Los revolucionarios que se llevaron puesto a Juárez Celman hoy son ciudades y avenidas de todo el país: Leandro N. Alem, Bartolomé Mitre, Aristóbulo del Valle, Bernardo de Irigoyen... Y Carlos Pellegrini compite en monumentos con ellos y con Sarmiento o Roca, mientras que solo una estación perdida en el norte de la provincia de Córdoba se llama Juárez Celman, así, sin nombre de pila, quizá para provocar la confusión con su hermano mayor, Marcos, que fue gobernador de Córdoba y le dio su nombre –ahora sin Celman, para que tampoco lo confundan– a una linda y pujante ciudad en el sur de su provincia.

Pellegrini redujo el gasto, bajó la inflación, pagó las deudas… hizo el ajuste. Pero lo que quiero resaltar no es nada de eso sino los dos años, tres meses y seis días que duró su gobierno y que le sobraron para arreglar el desbarajuste. No le interesaba ningún otro resultado que el bien de la Patria... o quizá su propia autoestima. Tomó las medidas que había que tomar, sin vueltas ni lloriqueos. Pidió plata a propios y extraños, canceló deudas y no le mezquinó el culo a la jeringa. Pero hay una condición que quizá no tengamos en cuenta cuando ponemos a Carlos Pellegrini entre nuestros grandes presidentes: no lo condicionó nunca su reelección porque en aquellos años había un solo período de seis años sin ninguna posibilidad de reelección inmediata.

La presidencia de Carlos Pellegrini enseña que hay que trabajar duro para cumplir las metas, pero sobre todo que no hay que preocuparse por las elecciones que vienen, porque las únicas que realmente importan son las que te eligieron y te dieron mandato para hacer lo que prometiste. No importan las encuestas, los consejos de los consultores ni la retórica de la oposición.

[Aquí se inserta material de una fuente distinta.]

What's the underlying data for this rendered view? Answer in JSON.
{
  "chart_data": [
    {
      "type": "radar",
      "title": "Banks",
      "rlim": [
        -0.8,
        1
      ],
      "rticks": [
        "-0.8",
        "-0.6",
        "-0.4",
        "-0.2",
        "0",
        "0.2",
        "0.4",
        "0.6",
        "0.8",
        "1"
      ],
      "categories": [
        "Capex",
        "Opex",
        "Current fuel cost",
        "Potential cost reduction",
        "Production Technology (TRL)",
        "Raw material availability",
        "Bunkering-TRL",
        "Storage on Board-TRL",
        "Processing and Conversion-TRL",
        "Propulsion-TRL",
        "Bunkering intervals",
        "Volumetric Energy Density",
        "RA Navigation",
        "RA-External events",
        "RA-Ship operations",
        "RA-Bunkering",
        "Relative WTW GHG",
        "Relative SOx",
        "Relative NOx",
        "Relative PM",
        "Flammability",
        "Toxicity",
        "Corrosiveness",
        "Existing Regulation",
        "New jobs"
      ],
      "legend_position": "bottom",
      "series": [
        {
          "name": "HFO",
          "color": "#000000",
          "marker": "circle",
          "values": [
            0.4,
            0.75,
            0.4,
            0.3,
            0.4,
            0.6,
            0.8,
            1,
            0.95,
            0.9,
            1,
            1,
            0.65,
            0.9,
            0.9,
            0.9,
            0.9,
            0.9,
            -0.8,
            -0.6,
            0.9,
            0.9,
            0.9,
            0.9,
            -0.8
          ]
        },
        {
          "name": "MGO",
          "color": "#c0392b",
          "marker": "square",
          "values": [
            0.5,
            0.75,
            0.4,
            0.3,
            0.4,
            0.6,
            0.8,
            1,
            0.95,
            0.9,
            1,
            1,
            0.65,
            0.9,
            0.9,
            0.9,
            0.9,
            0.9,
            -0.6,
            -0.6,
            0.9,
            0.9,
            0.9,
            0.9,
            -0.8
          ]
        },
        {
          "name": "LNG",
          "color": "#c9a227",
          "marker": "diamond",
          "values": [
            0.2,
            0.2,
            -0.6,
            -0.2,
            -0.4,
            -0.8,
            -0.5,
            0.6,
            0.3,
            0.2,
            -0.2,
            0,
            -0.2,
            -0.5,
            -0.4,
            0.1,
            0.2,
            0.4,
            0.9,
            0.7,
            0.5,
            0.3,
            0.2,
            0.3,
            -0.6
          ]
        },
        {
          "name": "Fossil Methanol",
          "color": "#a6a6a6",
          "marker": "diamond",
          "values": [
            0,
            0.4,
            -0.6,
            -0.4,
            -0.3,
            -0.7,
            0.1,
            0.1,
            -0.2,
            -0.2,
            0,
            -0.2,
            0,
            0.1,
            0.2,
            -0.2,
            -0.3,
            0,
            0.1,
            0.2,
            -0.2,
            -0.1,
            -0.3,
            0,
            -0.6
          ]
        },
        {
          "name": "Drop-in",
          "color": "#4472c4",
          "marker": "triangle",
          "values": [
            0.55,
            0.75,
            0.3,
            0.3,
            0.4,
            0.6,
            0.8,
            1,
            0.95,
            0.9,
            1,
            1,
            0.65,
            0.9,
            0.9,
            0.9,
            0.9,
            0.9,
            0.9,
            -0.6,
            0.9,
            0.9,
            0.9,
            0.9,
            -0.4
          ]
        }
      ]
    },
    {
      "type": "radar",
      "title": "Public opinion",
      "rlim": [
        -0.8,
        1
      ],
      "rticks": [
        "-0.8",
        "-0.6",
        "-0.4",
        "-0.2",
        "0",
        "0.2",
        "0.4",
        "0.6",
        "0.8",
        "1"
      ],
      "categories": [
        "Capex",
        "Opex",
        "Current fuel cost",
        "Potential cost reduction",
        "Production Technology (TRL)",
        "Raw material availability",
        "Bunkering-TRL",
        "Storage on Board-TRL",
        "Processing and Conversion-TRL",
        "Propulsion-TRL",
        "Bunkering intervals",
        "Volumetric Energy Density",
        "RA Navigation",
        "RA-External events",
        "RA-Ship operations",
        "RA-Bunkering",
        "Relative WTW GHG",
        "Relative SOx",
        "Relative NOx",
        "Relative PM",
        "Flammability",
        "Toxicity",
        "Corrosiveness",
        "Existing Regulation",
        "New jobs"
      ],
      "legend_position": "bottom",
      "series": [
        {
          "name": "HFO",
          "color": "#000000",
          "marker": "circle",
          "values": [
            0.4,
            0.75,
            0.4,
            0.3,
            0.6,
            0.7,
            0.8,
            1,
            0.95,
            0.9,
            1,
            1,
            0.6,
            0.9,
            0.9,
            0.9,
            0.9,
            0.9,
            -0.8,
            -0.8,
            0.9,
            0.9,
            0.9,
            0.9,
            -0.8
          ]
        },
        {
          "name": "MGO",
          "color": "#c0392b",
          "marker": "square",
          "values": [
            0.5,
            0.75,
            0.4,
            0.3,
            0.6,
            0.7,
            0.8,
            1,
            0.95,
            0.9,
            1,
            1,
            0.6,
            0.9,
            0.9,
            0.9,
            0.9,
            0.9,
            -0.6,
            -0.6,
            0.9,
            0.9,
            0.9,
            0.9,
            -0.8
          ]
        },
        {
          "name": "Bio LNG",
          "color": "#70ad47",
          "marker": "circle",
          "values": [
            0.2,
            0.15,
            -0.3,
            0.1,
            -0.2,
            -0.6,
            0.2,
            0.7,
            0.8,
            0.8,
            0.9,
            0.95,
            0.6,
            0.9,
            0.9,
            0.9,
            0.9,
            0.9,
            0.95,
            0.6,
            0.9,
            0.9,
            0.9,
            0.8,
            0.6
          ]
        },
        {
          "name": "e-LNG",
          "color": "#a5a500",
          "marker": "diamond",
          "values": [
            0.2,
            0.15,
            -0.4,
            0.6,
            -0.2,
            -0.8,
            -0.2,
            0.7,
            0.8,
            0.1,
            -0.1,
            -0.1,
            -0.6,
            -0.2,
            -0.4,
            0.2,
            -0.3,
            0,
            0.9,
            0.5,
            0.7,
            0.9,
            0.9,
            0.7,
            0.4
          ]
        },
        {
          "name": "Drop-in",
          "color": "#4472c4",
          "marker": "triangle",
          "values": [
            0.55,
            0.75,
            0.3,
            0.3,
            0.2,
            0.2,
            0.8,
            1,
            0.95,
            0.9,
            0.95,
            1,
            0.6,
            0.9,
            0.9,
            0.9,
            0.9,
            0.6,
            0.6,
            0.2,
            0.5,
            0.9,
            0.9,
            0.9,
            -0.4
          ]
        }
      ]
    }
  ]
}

Nunca hay que dejar para un hipotético segundo periodo el cumplimiento del mandato del pueblo. Una, porque no se sabe si llegará. Y dos, porque para que llegue, siempre lo mejor es hacer de tripas corazón y abocarse a lo que hay que hacer. No alcanza con instalarse en la Casa Rosada para que ocurra por arte de magia todo lo se prometió. Las cosas no funcionan así: hay que empujarlas con constancia y mucha fuerza para que ocurran.

Pellegrini nos enseña hoy que los presidentes tienen que inmolarse sin pensar en su reelección. Lo paradójico es que esa es le mejor manera de ser reelegido.